C’est en effet Sammo Hung qui, via sa firme D&B, propose en 1985 à Corey Yuen de réaliser un polar kung-fu dont les personnages principaux seraient des femmes expertes en arts martiaux. Peu enthousiasmé par l’idée à la base, Corey Yuen se met tout de même à l’ouvrage et réalise un des films cultes de la période, Yes Madam!, installant directement Michelle Yeoh et Cynthia Rothrock comme les figures incontournables de ce type de productions. Yes Madam! aura une longue et inégale postérité. En effet, nombreux sont ceux qui en reprendront la formule, faisant du girls with guns l’un des genres phares de la période, comptant à son actif plusieurs dizaines d’itérations.

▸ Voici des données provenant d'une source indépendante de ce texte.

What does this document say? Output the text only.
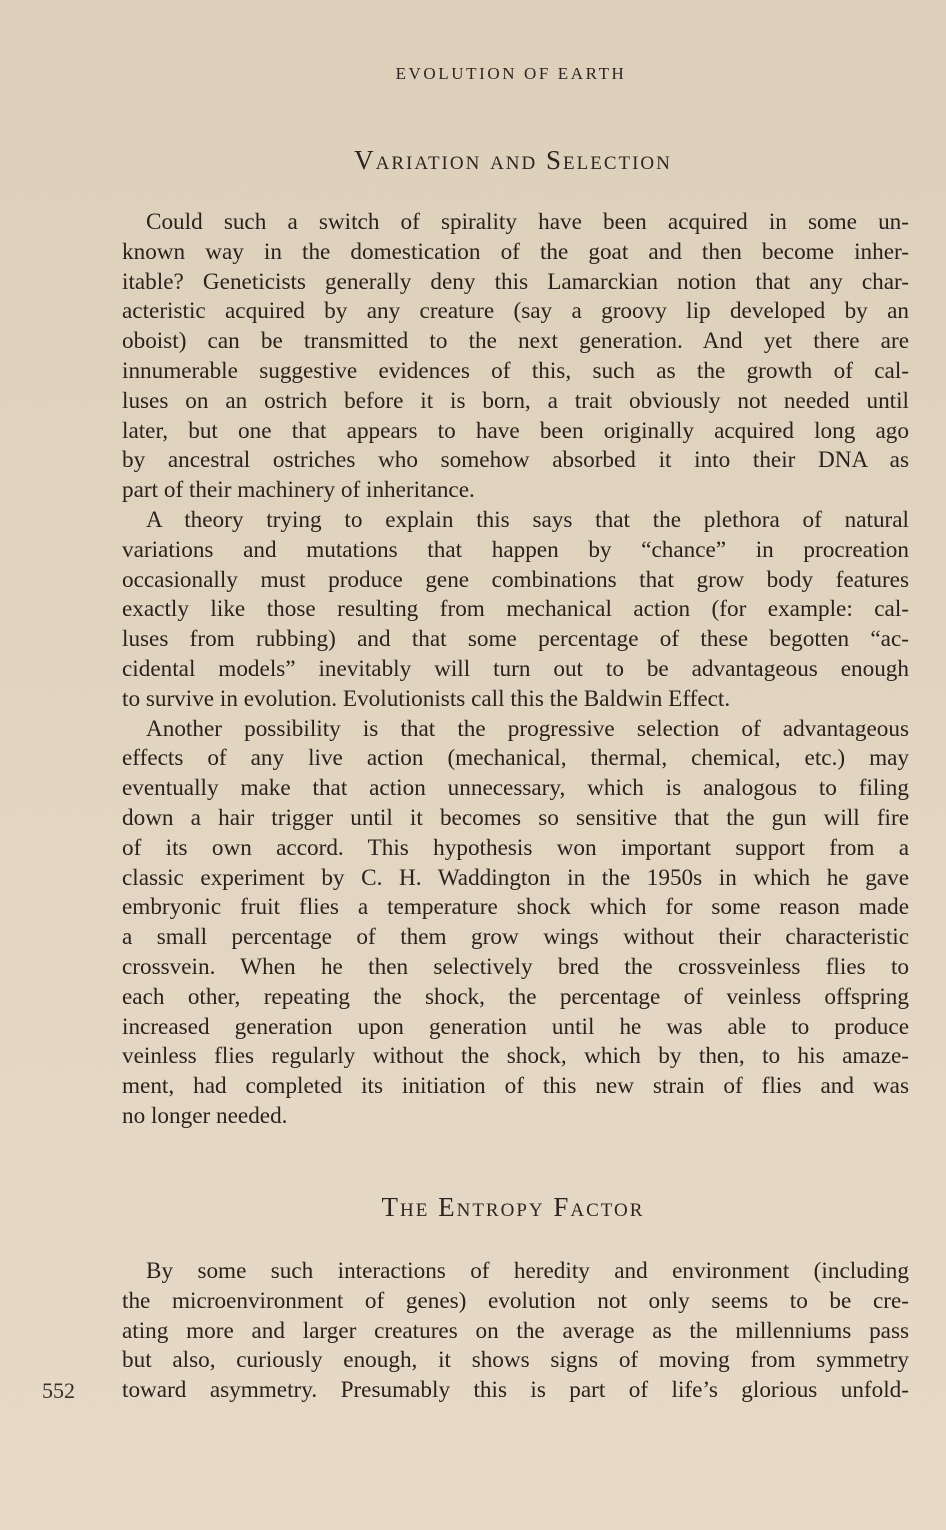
EVOLUTION OF EARTH
Variation and Selection
Could such a switch of spirality have been acquired in some un-
known way in the domestication of the goat and then become inher-
itable? Geneticists generally deny this Lamarckian notion that any char-
acteristic acquired by any creature (say a groovy lip developed by an
oboist) can be transmitted to the next generation. And yet there are
innumerable suggestive evidences of this, such as the growth of cal-
luses on an ostrich before it is born, a trait obviously not needed until
later, but one that appears to have been originally acquired long ago
by ancestral ostriches who somehow absorbed it into their DNA as
part of their machinery of inheritance.
A theory trying to explain this says that the plethora of natural
variations and mutations that happen by “chance” in procreation
occasionally must produce gene combinations that grow body features
exactly like those resulting from mechanical action (for example: cal-
luses from rubbing) and that some percentage of these begotten “ac-
cidental models” inevitably will turn out to be advantageous enough
to survive in evolution. Evolutionists call this the Baldwin Effect.
Another possibility is that the progressive selection of advantageous
effects of any live action (mechanical, thermal, chemical, etc.) may
eventually make that action unnecessary, which is analogous to filing
down a hair trigger until it becomes so sensitive that the gun will fire
of its own accord. This hypothesis won important support from a
classic experiment by C. H. Waddington in the 1950s in which he gave
embryonic fruit flies a temperature shock which for some reason made
a small percentage of them grow wings without their characteristic
crossvein. When he then selectively bred the crossveinless flies to
each other, repeating the shock, the percentage of veinless offspring
increased generation upon generation until he was able to produce
veinless flies regularly without the shock, which by then, to his amaze-
ment, had completed its initiation of this new strain of flies and was
no longer needed.
The Entropy Factor
By some such interactions of heredity and environment (including
the microenvironment of genes) evolution not only seems to be cre-
ating more and larger creatures on the average as the millenniums pass
but also, curiously enough, it shows signs of moving from symmetry
toward asymmetry. Presumably this is part of life’s glorious unfold-
552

Rénovateur de l’approche martiale au cinéma, inventeur, seul ou accompagné, de la kung-fu comedy, de la ghost kung-fu comedy, du polar kung-fu ou encore du girls with guns, la position de Sammo Hung dans l’industrie cinématographique hongkongaise est centrale, pour ne pas dire irremplaçable. Sans ses apports et innovations, cette dernière n’aurait surement pas connu son « âge d’or » des années 80 et 90 et rien n’est plus mesuré que d’affirmer que Sammo Hung est le représentant le plus légitime de ce renouveau. Souvent relégué à l’arrière-plan d’un Bruce Lee ou d’un Jackie Chan par le grand public, sa contribution n’en est pas moins des plus importantes. Notre homme ne se limitera d’ailleurs pas à ce qui est évoqué au sein de ces quelques lignes. Toujours en activité, Sammo Hung s’est illustré – et continue de le faire – dans de nombreux genres et fonctions au cours de son hallucinante carrière. Au fil de cette brève bafouille, il ne fut pas question de dresser un panorama exhaustif de l’œuvre de ce géant du cinéma mais de mettre en valeur, par le biais de quelques exemples choisis, l’inventivité, la centralité et la posture visionnaire de notre homme pour le cinéma hongkongais, qu’il n’a pas encore fini de marquer de son empreinte. Certainement, après analyse, la plus grande de toutes.